Numerical simulation of human crowds is a challenging task and a number of models to simulate pedestrian dynamics on a microscopic level have been established. One aim of those models is to reproduce a realistic, and in particular collision-free, movement of crowds in complex environments. This work investigates three approaches on their capability to reproduce a collision-free movement of pedestrian crowds in complex dynamic environments. The baseline model is the well-known social force model. While in the social force model pedestrians do not explicitly avoid each other, the second model extends the social force model to avoid collisions explicitly. The observed collision-avoiding behavior produced by the third model is reached by calculating velocity obstacles. These are obstacles in the velocity space, meaning that if a pedestrian chooses a velocity that lies inside the velocity obstacle, then a collision occur at some time. This work discusses the models and their integration in a multi-agent simulation framework. The models are tested on data from a real-world experiment conducted at Technische Universität Berlin.

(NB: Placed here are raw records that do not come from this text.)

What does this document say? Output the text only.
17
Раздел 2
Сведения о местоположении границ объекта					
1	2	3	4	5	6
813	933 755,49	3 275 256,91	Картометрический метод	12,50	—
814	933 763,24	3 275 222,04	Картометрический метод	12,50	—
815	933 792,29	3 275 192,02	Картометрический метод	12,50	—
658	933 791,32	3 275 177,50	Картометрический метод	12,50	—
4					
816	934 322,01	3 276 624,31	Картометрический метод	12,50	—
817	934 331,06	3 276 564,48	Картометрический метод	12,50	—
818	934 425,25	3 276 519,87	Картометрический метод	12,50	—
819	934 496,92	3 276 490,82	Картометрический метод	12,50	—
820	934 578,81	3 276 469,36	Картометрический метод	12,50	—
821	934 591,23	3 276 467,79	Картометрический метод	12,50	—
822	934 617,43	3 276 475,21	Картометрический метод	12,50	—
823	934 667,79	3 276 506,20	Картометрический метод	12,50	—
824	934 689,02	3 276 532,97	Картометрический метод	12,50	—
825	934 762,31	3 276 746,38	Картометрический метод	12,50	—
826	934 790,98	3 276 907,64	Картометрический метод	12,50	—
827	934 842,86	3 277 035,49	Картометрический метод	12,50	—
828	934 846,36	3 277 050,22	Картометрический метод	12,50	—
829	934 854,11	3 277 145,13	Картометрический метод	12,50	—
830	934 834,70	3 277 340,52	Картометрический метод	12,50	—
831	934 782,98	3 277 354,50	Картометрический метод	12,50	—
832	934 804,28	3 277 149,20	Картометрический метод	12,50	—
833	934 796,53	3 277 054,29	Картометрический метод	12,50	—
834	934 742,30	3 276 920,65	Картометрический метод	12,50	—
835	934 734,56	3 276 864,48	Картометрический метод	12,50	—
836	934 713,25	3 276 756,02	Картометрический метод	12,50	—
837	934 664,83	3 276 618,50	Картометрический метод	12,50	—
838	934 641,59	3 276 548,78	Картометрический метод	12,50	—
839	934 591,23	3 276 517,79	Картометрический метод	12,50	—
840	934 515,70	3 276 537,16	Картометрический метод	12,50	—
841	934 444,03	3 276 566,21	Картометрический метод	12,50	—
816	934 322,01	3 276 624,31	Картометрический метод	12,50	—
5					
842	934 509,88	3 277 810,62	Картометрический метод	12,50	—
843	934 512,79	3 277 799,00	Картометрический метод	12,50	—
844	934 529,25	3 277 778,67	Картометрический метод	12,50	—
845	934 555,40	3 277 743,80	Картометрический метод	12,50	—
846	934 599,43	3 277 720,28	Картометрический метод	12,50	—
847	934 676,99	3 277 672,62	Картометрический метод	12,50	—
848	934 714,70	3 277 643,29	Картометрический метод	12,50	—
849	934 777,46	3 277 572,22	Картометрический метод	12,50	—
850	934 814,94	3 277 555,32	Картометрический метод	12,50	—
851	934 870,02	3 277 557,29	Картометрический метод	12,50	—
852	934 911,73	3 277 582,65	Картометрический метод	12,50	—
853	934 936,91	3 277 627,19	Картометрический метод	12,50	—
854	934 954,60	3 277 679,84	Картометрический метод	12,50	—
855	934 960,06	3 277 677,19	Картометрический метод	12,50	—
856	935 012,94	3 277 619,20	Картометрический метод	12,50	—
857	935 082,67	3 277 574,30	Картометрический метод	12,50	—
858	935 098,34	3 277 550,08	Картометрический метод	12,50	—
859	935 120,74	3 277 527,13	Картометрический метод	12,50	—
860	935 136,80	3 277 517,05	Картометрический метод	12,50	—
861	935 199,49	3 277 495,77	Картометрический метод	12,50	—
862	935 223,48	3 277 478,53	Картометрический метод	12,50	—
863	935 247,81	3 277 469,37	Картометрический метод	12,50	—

In this experiment, two pedestrian flows intersected at an angle of 90. The models’ performance with regard to the reproduction of a realistic crowds movement and their computational complexity are discussed in this work.


Intersecting pedestrian flows Multi-agent simulation Human crowd experiments 



This project was funded in part by the German Ministry for Education and Research (BMBF) under grant 13N11382 (“GRIPS”) and by the German Research Foundation (DFG) under grants NA682/5-1, SCHW548/5-1 and BA1189/4-1.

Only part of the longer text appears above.